To Remember: A Quick Review Of The New Album From His Name Is Alive

The new His Name is Alive release is a set of reworkings of earlier material and a set meant for reworking. Paired with a simultaneous release of remixes by Model Home, Return Versions stands on its own as a tight set of trippy excursions into the lands of dub and dream-pop. In that sense, this Disciples release sees Warren Defever venture into territory explored earlier by African Head Charge and Adrian Sherwood.

Taking tracks from Return To Never (Home Recordings 1979 - 1986 Volume 2) and adding beats to them sounds like a straightforward approach. But what's here on Return Versions is as different from that earlier release as possible. Things here are still spacious, like the airy "Early Version", but the heavy drum track underneath this one and others renders the music dub of a sort. "To Remember" sounds a bit like what we'd expect to hear underneath an old number from A.R. Kane, 4AD label-mates with His Name is Alive, while "Lake Night" here is space-y and subtly organic. So much of this sounds like the sort of rhythmic interplay that one would find on a Krautrock record, or an African Head Charge side, but Defever elegantly marries these forms in such a way that these versions sound fine on their own, regardless of a listener's awareness of any other version of these versions. Heck, you can almost dance to this stuff too!
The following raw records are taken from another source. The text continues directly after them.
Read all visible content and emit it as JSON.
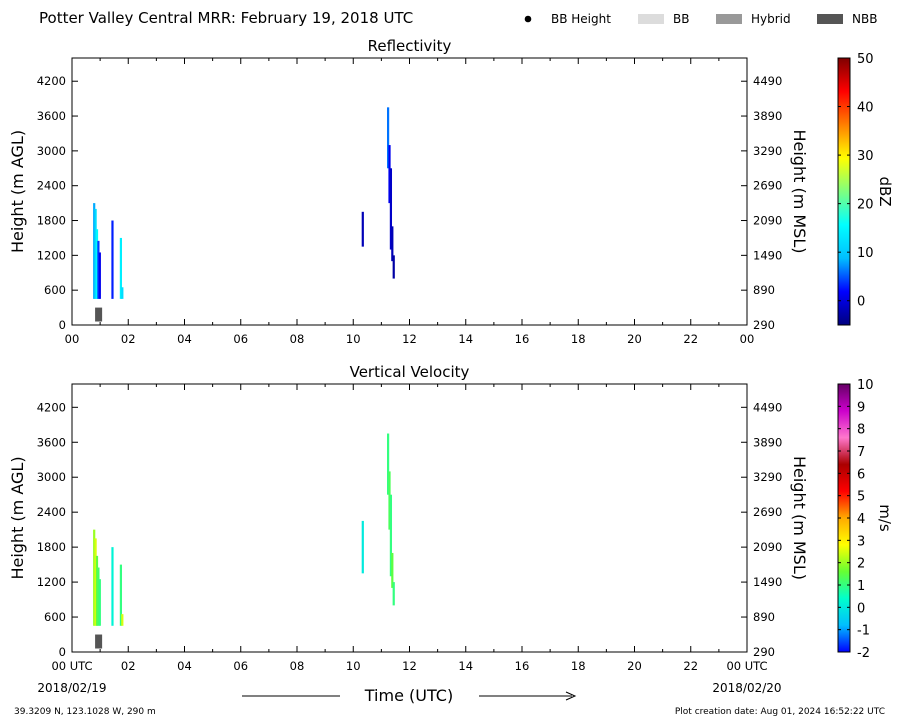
{
  "header": {
    "title": "Potter Valley Central MRR:  February 19, 2018 UTC",
    "legend": [
      {
        "label": "BB Height",
        "kind": "dot",
        "color": "#000000"
      },
      {
        "label": "BB",
        "kind": "box",
        "color": "#dcdcdc"
      },
      {
        "label": "Hybrid",
        "kind": "box",
        "color": "#999999"
      },
      {
        "label": "NBB",
        "kind": "box",
        "color": "#555555"
      }
    ]
  },
  "footer": {
    "location": "39.3209 N, 123.1028 W, 290 m",
    "created": "Plot creation date: Aug 01, 2024 16:52:22 UTC",
    "xlabel": "Time (UTC)",
    "date_start": "2018/02/19",
    "date_end": "2018/02/20",
    "first_tick": "00 UTC",
    "last_tick": "00 UTC"
  },
  "chart_data": [
    {
      "type": "heatmap",
      "title": "Reflectivity",
      "ylabel": "Height (m AGL)",
      "ylabel_right": "Height (m MSL)",
      "x_ticks": [
        "00",
        "02",
        "04",
        "06",
        "08",
        "10",
        "12",
        "14",
        "16",
        "18",
        "20",
        "22",
        "00"
      ],
      "y_ticks": [
        0,
        600,
        1200,
        1800,
        2400,
        3000,
        3600,
        4200
      ],
      "y_ticks_right": [
        290,
        890,
        1490,
        2090,
        2690,
        3290,
        3890,
        4490
      ],
      "xlim_hours": [
        0,
        24
      ],
      "ylim": [
        0,
        4600
      ],
      "colorbar": {
        "label": "dBZ",
        "range": [
          -5,
          50
        ],
        "ticks": [
          0,
          10,
          20,
          30,
          40,
          50
        ],
        "stops": [
          "#00007f",
          "#0000ff",
          "#00bfff",
          "#00ffff",
          "#7fff7f",
          "#ffff00",
          "#ff7f00",
          "#ff0000",
          "#7f0000"
        ]
      },
      "segments": [
        {
          "t": 0.75,
          "y0": 450,
          "y1": 2100,
          "v": 8
        },
        {
          "t": 0.8,
          "y0": 450,
          "y1": 2000,
          "v": 12
        },
        {
          "t": 0.85,
          "y0": 450,
          "y1": 1650,
          "v": 15
        },
        {
          "t": 0.9,
          "y0": 450,
          "y1": 1450,
          "v": 4
        },
        {
          "t": 0.95,
          "y0": 450,
          "y1": 1250,
          "v": 1
        },
        {
          "t": 1.4,
          "y0": 450,
          "y1": 1800,
          "v": 3
        },
        {
          "t": 1.7,
          "y0": 450,
          "y1": 1500,
          "v": 14
        },
        {
          "t": 1.75,
          "y0": 450,
          "y1": 650,
          "v": 12
        },
        {
          "t": 10.3,
          "y0": 1350,
          "y1": 1950,
          "v": -2
        },
        {
          "t": 11.2,
          "y0": 2700,
          "y1": 3750,
          "v": 6
        },
        {
          "t": 11.25,
          "y0": 2100,
          "y1": 3100,
          "v": 1
        },
        {
          "t": 11.3,
          "y0": 1300,
          "y1": 2700,
          "v": -1
        },
        {
          "t": 11.35,
          "y0": 1100,
          "y1": 1700,
          "v": -2
        },
        {
          "t": 11.4,
          "y0": 800,
          "y1": 1200,
          "v": -3
        }
      ],
      "bright_band": [
        {
          "t0": 0.75,
          "t1": 1.0,
          "y0": 60,
          "y1": 300,
          "type": "NBB"
        }
      ]
    },
    {
      "type": "heatmap",
      "title": "Vertical Velocity",
      "ylabel": "Height (m AGL)",
      "ylabel_right": "Height (m MSL)",
      "x_ticks": [
        "00 UTC",
        "02",
        "04",
        "06",
        "08",
        "10",
        "12",
        "14",
        "16",
        "18",
        "20",
        "22",
        "00 UTC"
      ],
      "y_ticks": [
        0,
        600,
        1200,
        1800,
        2400,
        3000,
        3600,
        4200
      ],
      "y_ticks_right": [
        290,
        890,
        1490,
        2090,
        2690,
        3290,
        3890,
        4490
      ],
      "xlim_hours": [
        0,
        24
      ],
      "ylim": [
        0,
        4600
      ],
      "colorbar": {
        "label": "m/s",
        "range": [
          -2,
          10
        ],
        "ticks": [
          -2,
          -1,
          0,
          1,
          2,
          3,
          4,
          5,
          6,
          7,
          8,
          9,
          10
        ],
        "stops": [
          "#0000ff",
          "#00bfff",
          "#00ffcc",
          "#66ff33",
          "#ffff00",
          "#ffaa00",
          "#ff0000",
          "#aa0000",
          "#ff77cc",
          "#cc00cc",
          "#660066"
        ]
      },
      "segments": [
        {
          "t": 0.75,
          "y0": 450,
          "y1": 2100,
          "v": 2
        },
        {
          "t": 0.8,
          "y0": 450,
          "y1": 1950,
          "v": 2.5
        },
        {
          "t": 0.85,
          "y0": 450,
          "y1": 1650,
          "v": 1.5
        },
        {
          "t": 0.9,
          "y0": 450,
          "y1": 1450,
          "v": 1.2
        },
        {
          "t": 0.95,
          "y0": 450,
          "y1": 1250,
          "v": 1
        },
        {
          "t": 1.4,
          "y0": 450,
          "y1": 1800,
          "v": 0.2
        },
        {
          "t": 1.7,
          "y0": 450,
          "y1": 1500,
          "v": 1
        },
        {
          "t": 1.75,
          "y0": 450,
          "y1": 650,
          "v": 2.5
        },
        {
          "t": 10.3,
          "y0": 1350,
          "y1": 2250,
          "v": 0
        },
        {
          "t": 11.2,
          "y0": 2700,
          "y1": 3750,
          "v": 1
        },
        {
          "t": 11.25,
          "y0": 2100,
          "y1": 3100,
          "v": 1.3
        },
        {
          "t": 11.3,
          "y0": 1300,
          "y1": 2700,
          "v": 1
        },
        {
          "t": 11.35,
          "y0": 1100,
          "y1": 1700,
          "v": 1.5
        },
        {
          "t": 11.4,
          "y0": 800,
          "y1": 1200,
          "v": 1
        }
      ],
      "bright_band": [
        {
          "t0": 0.75,
          "t1": 1.0,
          "y0": 60,
          "y1": 300,
          "type": "NBB"
        }
      ]
    }
  ]
}
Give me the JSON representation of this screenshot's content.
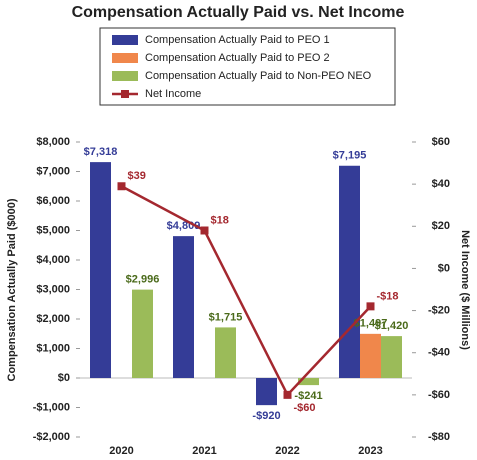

The companion piece, Versions Returned finds D.C.'s own Model Home rendering the same tracks simultaneously more obtuse and more direct in spots. Tinted with shadings of modern rap, and dance, the release sits nicely next to this one, but is best heard after this one is played. It does, however, work on its own in some odd way, serving up bracing remixes of these remixes, a very meta proposition.

Versions Returned by Model Home and Return Versions are both out as of now via Disciples.